First define 4 GPIOs connected to the motor, the BUTTON class object and SteppingMotor class object.

int[] pins = {18, 23, 24, 25};    //connect to motor phase A,B,C,D pins 
BUTTON btn;    //BUTTON Object, For controlling the direction of motor 
SteppingMotor m = new SteppingMotor(pins);    

In the function setup(), initialize the Button, start thread of stepping motor, and set the rotating speed of the virtual motor.

void setup() {
  size(640, 360);
  btn = new BUTTON(45, height - 90, 50, 30);   //define the button
  btn.setBgColor(0, 255, 0);  //set button color
  btn.setText("RUN");        //set button text
  m.motorStart();            //start motor thread
  rotaSpeed = 0.002 * PI;  //virtual fan's rotating speed
}

In the function draw(), first draw the button, and calculate the position of the virtual motor and show the current rotating direction.

background(255);
titleAndSiteInfo();  //title and site information
btn.create();      //create the button
if (isMotorRun) {   //motor is runnig
  fill(0);
  textAlign(LEFT,BOTTOM);
  textSize(20);
  if (m.dir == m.CW) {
    text("CW",btn.x,btn.y);    //text "CW "
    rotaPosition+=rotaSpeed;    
    if (rotaPosition>=TWO_PI) {
      rotaPosition = 0;
    }
  } else if (m.dir == m.CCW) {
    text("CCW",btn.x,btn.y);  //text "CCW"
    rotaPosition-=rotaSpeed;
    if (rotaPosition<=0) {
      rotaPosition = TWO_PI;
    }
  }
}

And then determine whether the stepper motor is in stopping state according to the value of “m.steps”. If it is true, change the rotating direction of motor, and drive the motor to rotate a circle.
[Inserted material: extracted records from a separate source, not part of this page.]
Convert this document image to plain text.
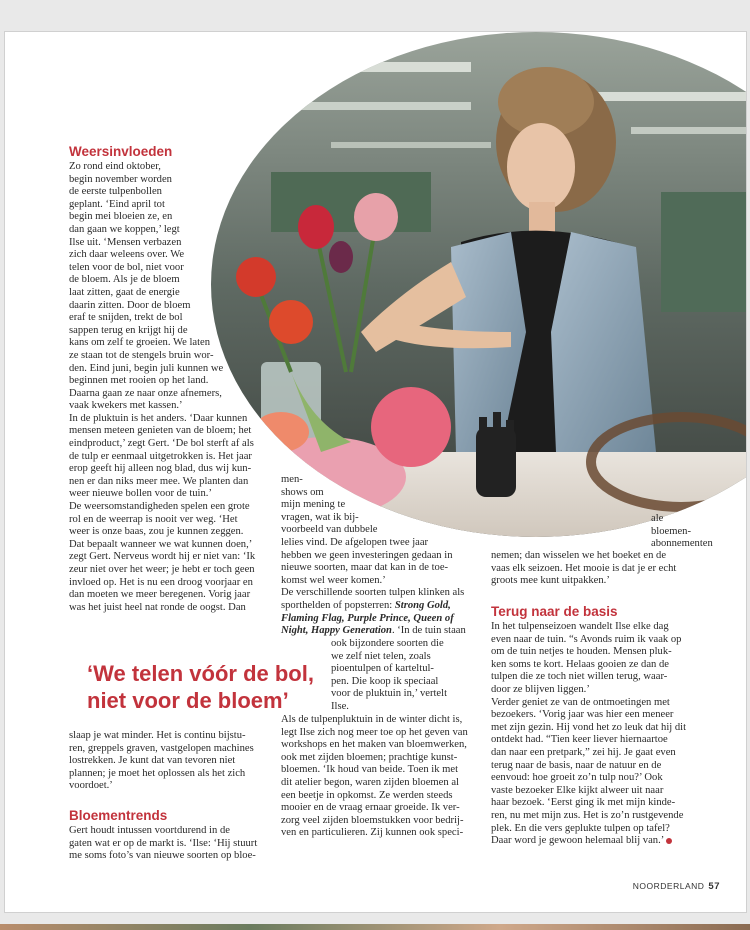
Weersinvloeden

Zo rond eind oktober,

begin november worden

de eerste tulpenbollen

geplant. ‘Eind april tot

begin mei bloeien ze, en

dan gaan we koppen,’ legt

Ilse uit. ‘Mensen verbazen

zich daar weleens over. We

telen voor de bol, niet voor

de bloem. Als je de bloem

laat zitten, gaat de energie

daarin zitten. Door de bloem

eraf te snijden, trekt de bol

sappen terug en krijgt hij de

kans om zelf te groeien. We laten

ze staan tot de stengels bruin wor-

den. Eind juni, begin juli kunnen we

beginnen met rooien op het land.

Daarna gaan ze naar onze afnemers,

vaak kwekers met kassen.’

In de pluktuin is het anders. ‘Daar kunnen

mensen meteen genieten van de bloem; het

eindproduct,’ zegt Gert. ‘De bol sterft af als

de tulp er eenmaal uitgetrokken is. Het jaar

erop geeft hij alleen nog blad, dus wij kun-

nen er dan niks meer mee. We planten dan

weer nieuwe bollen voor de tuin.’

De weersomstandigheden spelen een grote

rol en de weerrap is nooit ver weg. ‘Het

weer is onze baas, zou je kunnen zeggen.

Dat bepaalt wanneer we wat kunnen doen,’

zegt Gert. Nerveus wordt hij er niet van: ‘Ik

zeur niet over het weer; je hebt er toch geen

invloed op. Het is nu een droog voorjaar en

dan moeten we meer beregenen. Vorig jaar

was het juist heel nat ronde de oogst. Dan

‘We telen vóór de bol,
niet voor de bloem’

slaap je wat minder. Het is continu bijstu-

ren, greppels graven, vastgelopen machines

lostrekken. Je kunt dat van tevoren niet

plannen; je moet het oplossen als het zich

voordoet.’

Bloementrends

Gert houdt intussen voortdurend in de

gaten wat er op de markt is. ‘Ilse: ‘Hij stuurt

me soms foto’s van nieuwe soorten op bloe-

men-

shows om

mijn mening te

vragen, wat ik bij-

voorbeeld van dubbele

lelies vind. De afgelopen twee jaar

hebben we geen investeringen gedaan in

nieuwe soorten, maar dat kan in de toe-

komst wel weer komen.’

De verschillende soorten tulpen klinken als

sporthelden of popsterren: Strong Gold,

Flaming Flag, Purple Prince, Queen of

Night, Happy Generation. ‘In de tuin staan

ook bijzondere soorten die

we zelf niet telen, zoals

pioentulpen of karteltul-

pen. Die koop ik speciaal

voor de pluktuin in,’ vertelt

Ilse.

Als de tulpenpluktuin in de winter dicht is,

legt Ilse zich nog meer toe op het geven van

workshops en het maken van bloemwerken,

ook met zijden bloemen; prachtige kunst-

bloemen. ‘Ik houd van beide. Toen ik met

dit atelier begon, waren zijden bloemen al

een beetje in opkomst. Ze werden steeds

mooier en de vraag ernaar groeide. Ik ver-

zorg veel zijden bloemstukken voor bedrij-

ven en particulieren. Zij kunnen ook speci-

ale

bloemen-

abonnementen

nemen; dan wisselen we het boeket en de

vaas elk seizoen. Het mooie is dat je er echt

groots mee kunt uitpakken.’

Terug naar de basis

In het tulpenseizoen wandelt Ilse elke dag

even naar de tuin. “s Avonds ruim ik vaak op

om de tuin netjes te houden. Mensen pluk-

ken soms te kort. Helaas gooien ze dan de

tulpen die ze toch niet willen terug, waar-

door ze blijven liggen.’

Verder geniet ze van de ontmoetingen met

bezoekers. ‘Vorig jaar was hier een meneer

met zijn gezin. Hij vond het zo leuk dat hij dit

ontdekt had. “Tien keer liever hiernaartoe

dan naar een pretpark,” zei hij. Je gaat even

terug naar de basis, naar de natuur en de

eenvoud: hoe groeit zo’n tulp nou?’ Ook

vaste bezoeker Elke kijkt alweer uit naar

haar bezoek. ‘Eerst ging ik met mijn kinde-

ren, nu met mijn zus. Het is zo’n rustgevende

plek. En die vers geplukte tulpen op tafel?

Daar word je gewoon helemaal blij van.’

NOORDERLAND 57
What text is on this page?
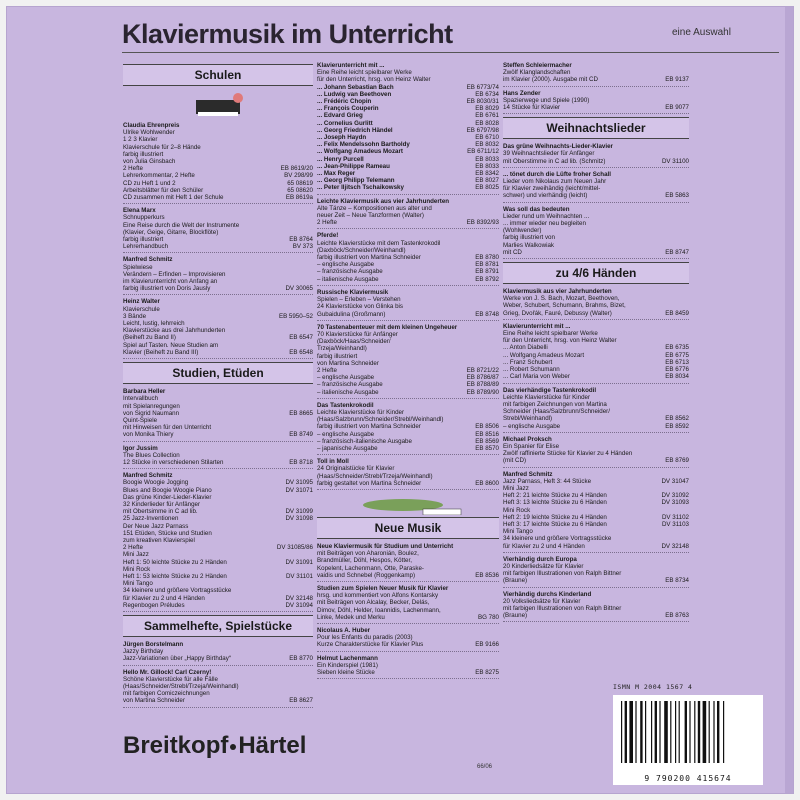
Klaviermusik im Unterricht	eine Auswahl
Schulen
Claudia Ehrenpreis
Ulrike Wohlwender
1 2 3 Klavier
Klavierschule für 2–8 Hände
farbig illustriert
von Julia Ginsbach
2 Hefte	EB 8619/20
Lehrerkommentar, 2 Hefte	BV 298/99
CD zu Heft 1 und 2	65 08619
Arbeitsblätter für den Schüler	65 08620
CD zusammen mit Heft 1 der Schule	EB 8619a
Elena Marx
Schnupperkurs
Eine Reise durch die Welt der Instrumente
(Klavier, Geige, Gitarre, Blockflöte)
farbig illustriert	EB 8764
Lehrerhandbuch	BV 373
Manfred Schmitz
Spielwiese
Verändern – Erfinden – Improvisieren
im Klavierunterricht von Anfang an
farbig illustriert von Doris Jausly	DV 30065
Heinz Walter
Klavierschule
3 Bände	EB 5950–52
Leicht, lustig, lehrreich
Klavierstücke aus drei Jahrhunderten
(Beiheft zu Band II)	EB 6547
Spiel auf Tasten. Neue Studien am
Klavier (Beiheft zu Band III)	EB 6548
Studien, Etüden
Barbara Heller
Intervallbuch
mit Spielanregungen
von Sigrid Naumann	EB 8665
Quint-Spiele
mit Hinweisen für den Unterricht
von Monika Thiery	EB 8749
Igor Jussim
The Blues Collection
12 Stücke in verschiedenen Stilarten	EB 8718
Manfred Schmitz
Boogie Woogie Jogging	DV 31095
Blues and Boogie Woogie Piano	DV 31071
Das grüne Kinder-Lieder-Klavier
32 Kinderlieder für Anfänger
mit Obertsimme in C ad lib.	DV 31099
25 Jazz-Inventionen	DV 31098
Der Neue Jazz Parnass
151 Etüden, Stücke und Studien
zum kreativen Klavierspiel
2 Hefte	DV 31085/86
Mini Jazz
Heft 1: 50 leichte Stücke zu 2 Händen	DV 31091
Mini Rock
Heft 1: 53 leichte Stücke zu 2 Händen	DV 31101
Mini Tango
34 kleinere und größere Vortragsstücke
für Klavier zu 2 und 4 Händen	DV 32148
Regenbogen Préludes	DV 31094
Sammelhefte, Spielstücke
Jürgen Borstelmann
Jazzy Birthday
Jazz-Variationen über „Happy Birthday“	EB 8770
Hello Mr. Gillock! Carl Czerny!
Schöne Klavierstücke für alle Fälle
(Haas/Schneider/Strebl/Trzeja/Weinhandl)
mit farbigen Comiczeichnungen
von Martina Schneider	EB 8627
Klavierunterricht mit ...
Eine Reihe leicht spielbarer Werke
für den Unterricht, hrsg. von Heinz Walter
... Johann Sebastian Bach	EB 6773/74
... Ludwig van Beethoven	EB 6734
... Frédéric Chopin	EB 8030/31
... François Couperin	EB 8029
... Edvard Grieg	EB 6761
... Cornelius Gurlitt	EB 8028
... Georg Friedrich Händel	EB 6797/98
... Joseph Haydn	EB 6710
... Felix Mendelssohn Bartholdy	EB 8032
... Wolfgang Amadeus Mozart	EB 6711/12
... Henry Purcell	EB 8033
... Jean-Philippe Rameau	EB 8033
... Max Reger	EB 8342
... Georg Philipp Telemann	EB 8027
... Peter Iljitsch Tschaikowsky	EB 8025
Leichte Klaviermusik aus vier Jahrhunderten
Alte Tänze – Kompositionen aus alter und
neuer Zeit – Neue Tanzformen (Walter)
2 Hefte	EB 8392/93
Pferde!
Leichte Klavierstücke mit dem Tastenkrokodil
(Daxböck/Schneider/Weinhandl)
farbig illustriert von Martina Schneider	EB 8780
– englische Ausgabe	EB 8781
– französische Ausgabe	EB 8791
– italienische Ausgabe	EB 8792
Russische Klaviermusik
Spielen – Erleben – Verstehen
24 Klavierstücke von Glinka bis
Gubaidulina (Großmann)	EB 8748
70 Tastenabenteuer mit dem kleinen Ungeheuer
70 Klavierstücke für Anfänger
(Daxböck/Haas/Schneider/
Trzeja/Weinhandl)
farbig illustriert
von Martina Schneider
2 Hefte	EB 8721/22
– englische Ausgabe	EB 8786/87
– französische Ausgabe	EB 8788/89
– italienische Ausgabe	EB 8789/90
Das Tastenkrokodil
Leichte Klavierstücke für Kinder
(Haas/Salzbrunn/Schneider/Strebl/Weinhandl)
farbig illustriert von Martina Schneider	EB 8506
– englische Ausgabe	EB 8516
– französisch-italienische Ausgabe	EB 8569
– japanische Ausgabe	EB 8570
Toll in Moll
24 Originalstücke für Klavier
(Haas/Schneider/Strebl/Trzeja/Weinhandl)
farbig gestaltet von Martina Schneider	EB 8600
Neue Musik
Neue Klaviermusik für Studium und Unterricht
mit Beiträgen von Aharonián, Boulez,
Brandmüller, Döhl, Hespos, Kötter,
Kopelent, Lachenmann, Otte, Paraske-
vaidis und Schnebel (Roggenkamp)	EB 8536
Studien zum Spielen Neuer Musik für Klavier
hrsg. und kommentiert von Alfons Kontarsky
mit Beiträgen von Alcalay, Becker, Delás,
Dimov, Döhl, Helder, Ioannidis, Lachenmann,
Linke, Medek und Merku	BG 780
Nicolaus A. Huber
Pour les Enfants du paradis (2003)
Kurze Charakterstücke für Klavier Plus	EB 9166
Helmut Lachenmann
Ein Kinderspiel (1981)
Sieben kleine Stücke	EB 8275
Steffen Schleiermacher
Zwölf Klanglandschaften
im Klavier (2000). Ausgabe mit CD	EB 9137
Hans Zender
Spazierwege und Spiele (1990)
14 Stücke für Klavier	EB 9077
Weihnachtslieder
Das grüne Weihnachts-Lieder-Klavier
39 Weihnachtslieder für Anfänger
mit Oberstimme in C ad lib. (Schmitz)	DV 31100
... tönet durch die Lüfte froher Schall
Lieder vom Nikolaus zum Neuen Jahr
für Klavier zweihändig (leicht/mittel-
schwer) und vierhändig (leicht)	EB 5863
Was soll das bedeuten
Lieder rund um Weihnachten ...
... immer wieder neu begleiten
(Wohlwender)
farbig illustriert von
Marlies Walkowiak
mit CD	EB 8747
zu 4/6 Händen
Klaviermusik aus vier Jahrhunderten
Werke von J. S. Bach, Mozart, Beethoven,
Weber, Schubert, Schumann, Brahms, Bizet,
Grieg, Dvořák, Fauré, Debussy (Walter)	EB 8459
Klavierunterricht mit ...
Eine Reihe leicht spielbarer Werke
für den Unterricht, hrsg. von Heinz Walter
... Anton Diabelli	EB 6735
... Wolfgang Amadeus Mozart	EB 6775
... Franz Schubert	EB 6713
... Robert Schumann	EB 6776
... Carl Maria von Weber	EB 8034
Das vierhändige Tastenkrokodil
Leichte Klavierstücke für Kinder
mit farbigen Zeichnungen von Martina
Schneider (Haas/Salzbrunn/Schneider/
Strebl/Weinhandl)	EB 8562
– englische Ausgabe	EB 8592
Michael Proksch
Ein Spanier für Elise
Zwölf raffinierte Stücke für Klavier zu 4 Händen
(mit CD)	EB 8769
Manfred Schmitz
Jazz Parnass, Heft 3: 44 Stücke	DV 31047
Mini Jazz
Heft 2: 21 leichte Stücke zu 4 Händen	DV 31092
Heft 3: 13 leichte Stücke zu 6 Händen	DV 31093
Mini Rock
Heft 2: 19 leichte Stücke zu 4 Händen	DV 31102
Heft 3: 17 leichte Stücke zu 6 Händen	DV 31103
Mini Tango
34 kleinere und größere Vortragsstücke
für Klavier zu 2 und 4 Händen	DV 32148
Vierhändig durch Europa
20 Kinderliedsätze für Klavier
mit farbigen Illustrationen von Ralph Bittner
(Braune)	EB 8734
Vierhändig durchs Kinderland
20 Volksliedsätze für Klavier
mit farbigen Illustrationen von Ralph Bittner
(Braune)	EB 8763
Breitkopf Härtel
66/06
ISMN M 2004 1567 4
9 790200 415674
if (m.steps<=0) {      //if motor has stopped,
  if (m.dir == m.CCW) {        //change the direction ,restart.
    m.moveSteps(m.CW, 1, 512);    
  } else if (m.dir == m.CW) {     
    m.moveSteps(m.CCW, 1, 512);
  }
}

Finally draws the virtual fan.

drawFan(rotaPosition);

16.1.4.2. Reference

class SteppinMotor

This is a custom class that defines some methods to drive the four-phase stepper motor.

public SteppingMotor(int[] mPins)

Constructor. The parameter represents the GPIO pin connected to the stepper motor.

public void motorStart()

Start a stepper motor thread, then the thread is in the state of waiting, waiting for a notification to wake it up.

public void moveSteps(int idir, int ims, int isteps)

Used to drive stepper motor to rotate, the parameter “idir” indicates the direction that can be set as CW/CCW. The parameter “ims” is the delay (with unit ms) between each two steps of stepper motor. The higher the value of “ims”, the lower the speed of stepper motor. Parameter “isteps” specifies the number of rotating steps of the stepper motor. As for four-phase stepper motor, four steps make a cycle, if set isteps=1, which means to specify the stepping motor to rotate four steps.

public void motorStop()

Stop stepper motor.

public void motorRestart()

Restart to drive stepper motor.